Paylaşım ve İletişimin Psikolojik Faydaları
Duyguların bastırıldığı, yok sayıldığı ya da tam tersi biçimde duyguların ifade edilmesinin önemsenmediği, hissedilen duyguyu doğru anda dile getirilmeyen evliliklerde zamanla çatışmalar artmakta, bireyler arasında ilk olarak duygusal ve bununla birlikte fiziksel olarak da bir mesafe oluşmaktadır. Oysa sağlıklı, açık bir iletişim ortamı, bireylerin yalnız olmadığını hissetmelerine, karşılaştıkları zorlukları birlikte aşabilmelerine olanak sağlar. Bu tür bir bağ, çiftlerin psikolojik dayanıklılığını da artırır. Duygusal olarak doyum sağlayan ilişkilerde stresle başa çıkma kapasitesi artar, öfke ortamı azalır, bireyler daha huzurlu ve güvende hisseder.

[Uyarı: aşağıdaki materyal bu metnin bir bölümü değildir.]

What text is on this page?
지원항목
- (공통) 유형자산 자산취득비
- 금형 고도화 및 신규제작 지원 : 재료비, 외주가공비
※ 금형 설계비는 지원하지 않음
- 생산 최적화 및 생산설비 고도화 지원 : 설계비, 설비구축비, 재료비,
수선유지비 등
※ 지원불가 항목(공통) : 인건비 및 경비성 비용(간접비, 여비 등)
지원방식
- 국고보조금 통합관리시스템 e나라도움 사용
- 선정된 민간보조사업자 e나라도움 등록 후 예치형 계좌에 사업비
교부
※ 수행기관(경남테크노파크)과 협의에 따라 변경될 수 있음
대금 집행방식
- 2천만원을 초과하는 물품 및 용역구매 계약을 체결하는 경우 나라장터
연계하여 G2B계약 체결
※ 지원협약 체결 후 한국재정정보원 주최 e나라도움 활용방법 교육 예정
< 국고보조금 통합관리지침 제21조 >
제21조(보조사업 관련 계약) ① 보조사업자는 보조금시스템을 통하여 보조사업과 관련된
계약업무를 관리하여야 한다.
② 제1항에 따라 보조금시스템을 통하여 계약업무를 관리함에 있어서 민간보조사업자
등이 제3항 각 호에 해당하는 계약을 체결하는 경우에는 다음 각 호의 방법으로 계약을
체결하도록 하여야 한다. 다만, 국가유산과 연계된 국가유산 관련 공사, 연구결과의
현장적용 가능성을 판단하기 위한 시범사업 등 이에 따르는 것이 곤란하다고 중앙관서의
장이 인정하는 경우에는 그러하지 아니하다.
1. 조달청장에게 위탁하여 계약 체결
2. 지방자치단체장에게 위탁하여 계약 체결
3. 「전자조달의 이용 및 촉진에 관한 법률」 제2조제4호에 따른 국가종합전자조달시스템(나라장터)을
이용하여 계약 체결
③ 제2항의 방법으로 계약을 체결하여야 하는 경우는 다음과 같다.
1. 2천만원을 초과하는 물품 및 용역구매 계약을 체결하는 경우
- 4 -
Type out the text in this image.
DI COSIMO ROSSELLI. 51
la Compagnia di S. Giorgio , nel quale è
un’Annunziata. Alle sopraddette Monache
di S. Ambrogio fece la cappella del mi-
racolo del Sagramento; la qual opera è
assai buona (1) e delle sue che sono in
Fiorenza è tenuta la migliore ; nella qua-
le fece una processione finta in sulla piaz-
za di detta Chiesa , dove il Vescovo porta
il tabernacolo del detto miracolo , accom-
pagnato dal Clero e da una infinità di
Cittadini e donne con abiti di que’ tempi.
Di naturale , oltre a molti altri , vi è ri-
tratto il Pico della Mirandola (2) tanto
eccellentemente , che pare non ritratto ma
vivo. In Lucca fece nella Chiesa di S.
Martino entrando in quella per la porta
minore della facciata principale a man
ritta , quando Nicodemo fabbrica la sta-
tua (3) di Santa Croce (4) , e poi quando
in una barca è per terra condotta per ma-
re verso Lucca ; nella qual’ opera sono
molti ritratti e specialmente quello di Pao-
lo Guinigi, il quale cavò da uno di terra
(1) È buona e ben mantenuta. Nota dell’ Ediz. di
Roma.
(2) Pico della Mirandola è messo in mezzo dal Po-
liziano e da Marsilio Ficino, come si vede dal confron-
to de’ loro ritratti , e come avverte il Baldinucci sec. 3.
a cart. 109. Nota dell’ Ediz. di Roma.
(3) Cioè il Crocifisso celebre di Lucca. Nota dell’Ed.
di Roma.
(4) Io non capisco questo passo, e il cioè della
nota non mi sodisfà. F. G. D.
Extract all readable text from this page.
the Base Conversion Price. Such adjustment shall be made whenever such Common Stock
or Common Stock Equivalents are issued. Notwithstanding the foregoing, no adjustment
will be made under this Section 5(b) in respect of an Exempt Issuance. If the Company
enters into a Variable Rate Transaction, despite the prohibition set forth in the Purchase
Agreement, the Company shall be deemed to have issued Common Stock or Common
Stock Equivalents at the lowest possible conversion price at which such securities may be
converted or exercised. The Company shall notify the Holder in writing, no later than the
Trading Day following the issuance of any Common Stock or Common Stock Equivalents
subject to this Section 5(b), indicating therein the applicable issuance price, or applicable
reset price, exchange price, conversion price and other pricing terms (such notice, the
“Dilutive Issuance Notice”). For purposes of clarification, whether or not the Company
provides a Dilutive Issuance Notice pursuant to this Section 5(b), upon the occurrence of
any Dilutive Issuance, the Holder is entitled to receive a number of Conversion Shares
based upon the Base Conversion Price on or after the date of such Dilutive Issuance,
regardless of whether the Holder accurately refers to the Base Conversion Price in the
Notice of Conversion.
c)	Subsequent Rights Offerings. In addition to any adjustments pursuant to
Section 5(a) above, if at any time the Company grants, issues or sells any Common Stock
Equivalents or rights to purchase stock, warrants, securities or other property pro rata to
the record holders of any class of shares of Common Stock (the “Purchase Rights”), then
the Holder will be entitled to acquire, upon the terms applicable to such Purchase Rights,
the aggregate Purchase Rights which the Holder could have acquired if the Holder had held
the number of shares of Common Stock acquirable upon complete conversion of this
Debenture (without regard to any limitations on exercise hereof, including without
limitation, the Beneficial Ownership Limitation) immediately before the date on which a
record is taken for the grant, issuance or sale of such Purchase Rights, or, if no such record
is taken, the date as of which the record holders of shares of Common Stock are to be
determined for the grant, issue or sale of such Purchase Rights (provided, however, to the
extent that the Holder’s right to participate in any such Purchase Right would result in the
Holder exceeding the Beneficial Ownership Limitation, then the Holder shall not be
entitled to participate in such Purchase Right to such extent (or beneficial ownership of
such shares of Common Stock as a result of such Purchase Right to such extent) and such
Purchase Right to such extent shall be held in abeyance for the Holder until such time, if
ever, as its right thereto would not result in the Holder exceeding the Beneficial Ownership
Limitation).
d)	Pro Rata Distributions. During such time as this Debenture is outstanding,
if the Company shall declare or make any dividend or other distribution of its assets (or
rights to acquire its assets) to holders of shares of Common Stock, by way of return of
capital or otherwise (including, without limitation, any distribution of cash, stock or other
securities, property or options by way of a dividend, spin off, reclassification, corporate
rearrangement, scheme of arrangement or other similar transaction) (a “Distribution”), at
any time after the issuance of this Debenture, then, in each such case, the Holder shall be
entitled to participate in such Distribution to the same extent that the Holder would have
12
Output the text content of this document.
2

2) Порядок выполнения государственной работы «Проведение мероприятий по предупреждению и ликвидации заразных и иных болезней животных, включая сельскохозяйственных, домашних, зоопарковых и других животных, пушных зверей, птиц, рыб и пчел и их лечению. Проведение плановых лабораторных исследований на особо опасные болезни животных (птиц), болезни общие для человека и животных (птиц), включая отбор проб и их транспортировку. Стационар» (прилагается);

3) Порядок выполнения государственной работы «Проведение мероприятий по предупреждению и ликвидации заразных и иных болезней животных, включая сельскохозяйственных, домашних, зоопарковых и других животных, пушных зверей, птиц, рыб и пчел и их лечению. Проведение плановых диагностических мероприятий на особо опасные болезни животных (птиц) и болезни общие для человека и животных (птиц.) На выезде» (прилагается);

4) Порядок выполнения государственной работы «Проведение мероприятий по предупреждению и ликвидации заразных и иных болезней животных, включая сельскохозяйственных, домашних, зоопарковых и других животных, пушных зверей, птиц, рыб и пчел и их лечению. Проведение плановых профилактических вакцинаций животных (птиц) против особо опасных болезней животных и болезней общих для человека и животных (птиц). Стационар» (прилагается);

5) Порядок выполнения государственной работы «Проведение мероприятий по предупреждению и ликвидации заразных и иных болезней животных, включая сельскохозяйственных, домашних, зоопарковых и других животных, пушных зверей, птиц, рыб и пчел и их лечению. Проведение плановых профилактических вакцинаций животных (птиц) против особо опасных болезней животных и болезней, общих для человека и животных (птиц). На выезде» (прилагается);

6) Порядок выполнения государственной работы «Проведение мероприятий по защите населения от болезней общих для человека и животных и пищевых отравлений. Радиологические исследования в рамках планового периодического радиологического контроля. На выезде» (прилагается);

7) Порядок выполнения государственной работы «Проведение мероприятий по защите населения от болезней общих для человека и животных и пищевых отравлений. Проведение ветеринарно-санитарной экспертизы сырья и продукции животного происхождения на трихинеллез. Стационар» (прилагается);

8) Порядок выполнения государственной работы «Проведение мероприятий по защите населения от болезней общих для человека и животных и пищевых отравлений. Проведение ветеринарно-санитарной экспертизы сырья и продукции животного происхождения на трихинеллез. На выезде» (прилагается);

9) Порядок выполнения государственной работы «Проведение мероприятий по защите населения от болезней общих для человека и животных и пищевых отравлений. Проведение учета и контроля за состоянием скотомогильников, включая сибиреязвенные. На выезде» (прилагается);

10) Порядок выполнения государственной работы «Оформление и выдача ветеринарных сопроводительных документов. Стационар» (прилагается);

Evlilikte paylaşım aynı zamanda olumlu duyguların da aktarımıyla beslenir. Mutluluğun, başarının, beğeninin ya da küçük bir tebessümün bile birlikte yaşanması, paylaşılması çiftlerin “biz” bilincini güçlendirmek için oldukça önem arz eder. Duyguların her yönüyle aktarılması, evliliği sıradanlıktan uzaklaştırıp anlamlı ve doyurucu bir yaşama dönüştürür.
Sonuç
Evlilikte paylaşım ve iletişim, duygusal yakınlığın oluşumu ve devamlılığı için hayati öneme sahiptir. Birbirini anlayan, dinleyen, yargılamayan ve duygularını rahat bir şekilde ifade edebilen çiftler, hem ilişkilerini daha sağlam temeller üzerine kurmakta hem de bireysel ruh sağlıklarını da korumaktadır. Bu bağlamda, paylaşımı bir lüks değil, evliliğin vazgeçilmez bir gerekliliği olarak görmek gerekir. Duygusal yakınlık, ancak güvenli, açık ve samimi bir iletişim ortamında yeşerir ve gelişir. Bu da evliliklerin uzun ömürlü ve tatmin edici olmasını sağlayan en temel faktördür.